Çok sayıda camimiz de var, Vakıflar Genel Müdürlüğü’müze ait olan, ait olmayan çok sayıda camimiz de var. Bunların hepsinin sorumluluğunu biz alıyoruz. Hatay ve Antakya’nın bir özelliği daha var biliyorsunuz; burası bir mozaik, dinlerin buluşma noktası. Burada havra ve sinagoglarımız da var. Bütün camiler bizim camilerimiz, bütün havralar ve sinagoglar bizim havralarımız, sinagoglarımız. Bu bilinçle bölgedeki tüm tescilli yapıların sorumluluğunu biz Kültür ve Turizm Bakanlığı olarak üstleneceğiz. Özel vakıflara ait bu tarz yapılar varsa onlarla da yarından itibaren irtibata geçerek hiç beklemeden yeniden inşasını el birliğiyle yapacağız.
Hedefimiz bir yıldan kısa sürede buraları ihya etmek, yeniden ayağa kaldırmak. Bir bilim kurulu oluşturuyoruz Antakya ve Hatay’la ilgili.

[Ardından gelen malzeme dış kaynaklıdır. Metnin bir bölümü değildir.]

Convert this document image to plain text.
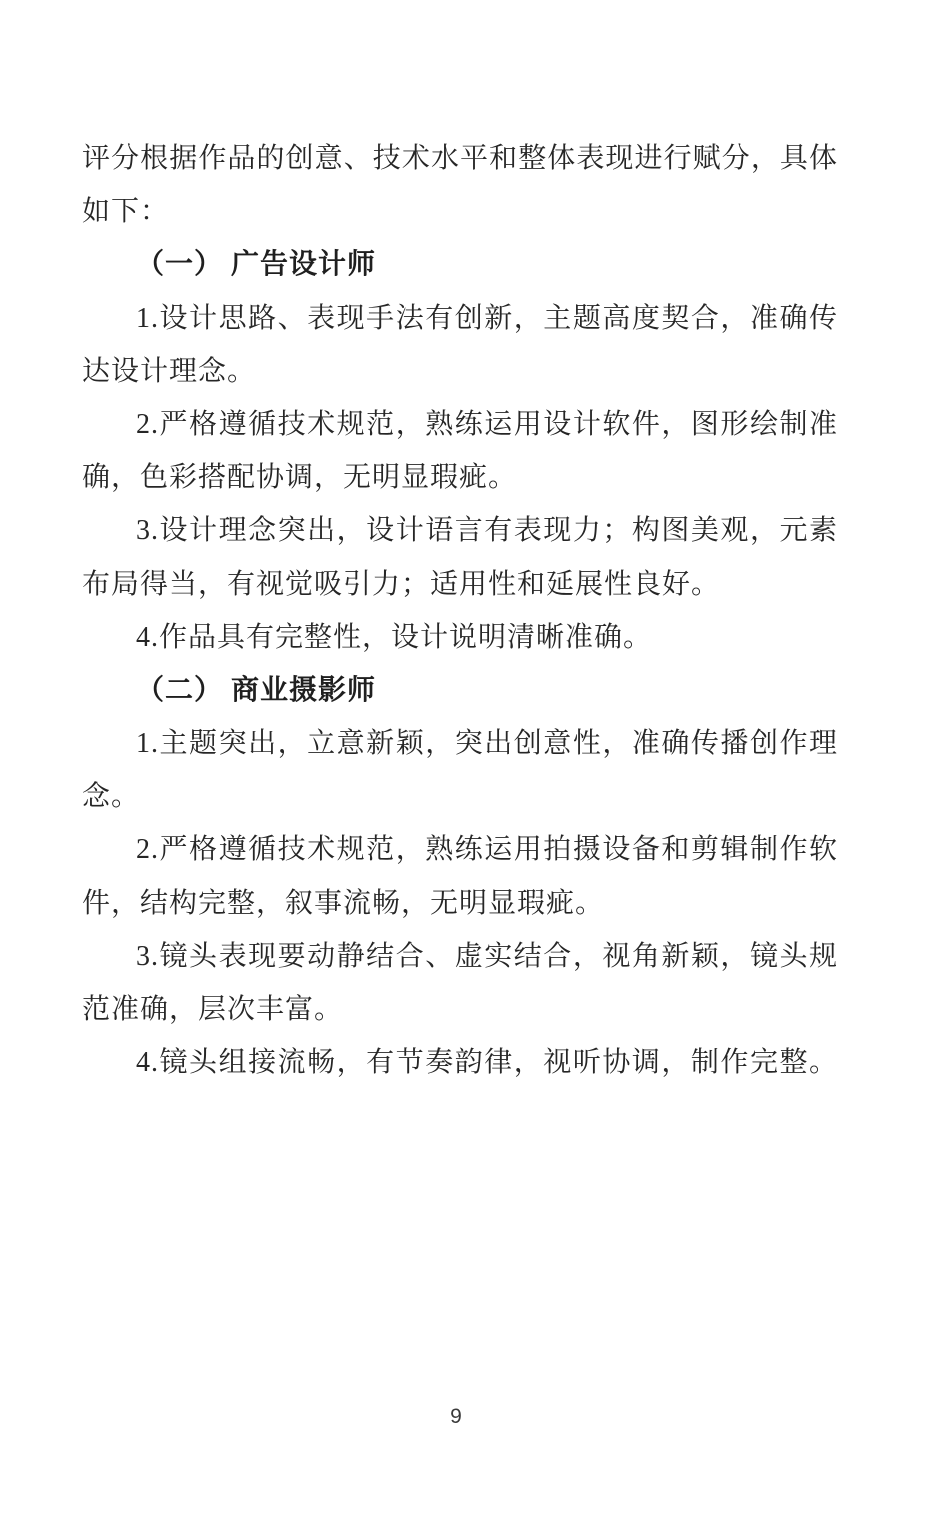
评分根据作品的创意、技术水平和整体表现进行赋分，具体
如下：
（一） 广告设计师
1.设计思路、表现手法有创新，主题高度契合，准确传
达设计理念。
2.严格遵循技术规范，熟练运用设计软件，图形绘制准
确，色彩搭配协调，无明显瑕疵。
3.设计理念突出，设计语言有表现力；构图美观，元素
布局得当，有视觉吸引力；适用性和延展性良好。
4.作品具有完整性，设计说明清晰准确。
（二） 商业摄影师
1.主题突出，立意新颖，突出创意性，准确传播创作理
念。
2.严格遵循技术规范，熟练运用拍摄设备和剪辑制作软
件，结构完整，叙事流畅，无明显瑕疵。
3.镜头表现要动静结合、虚实结合，视角新颖，镜头规
范准确，层次丰富。
4.镜头组接流畅，有节奏韵律，视听协调，制作完整。
9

Onların çizdiği bir plan doğrultusunda bu rotayı planlamayı düşünüyoruz. Gelecek 50 yıl boyunca şehrin yeni rotası kültür, gastronomi ve turizm üzerine olması lazım. Artık burası tekrar bienallerle, sanatla buluşarak yeni bir hikâye yazması gerekiyor. Burada da öncülüğü bizim bakanlığımız üstlenecek.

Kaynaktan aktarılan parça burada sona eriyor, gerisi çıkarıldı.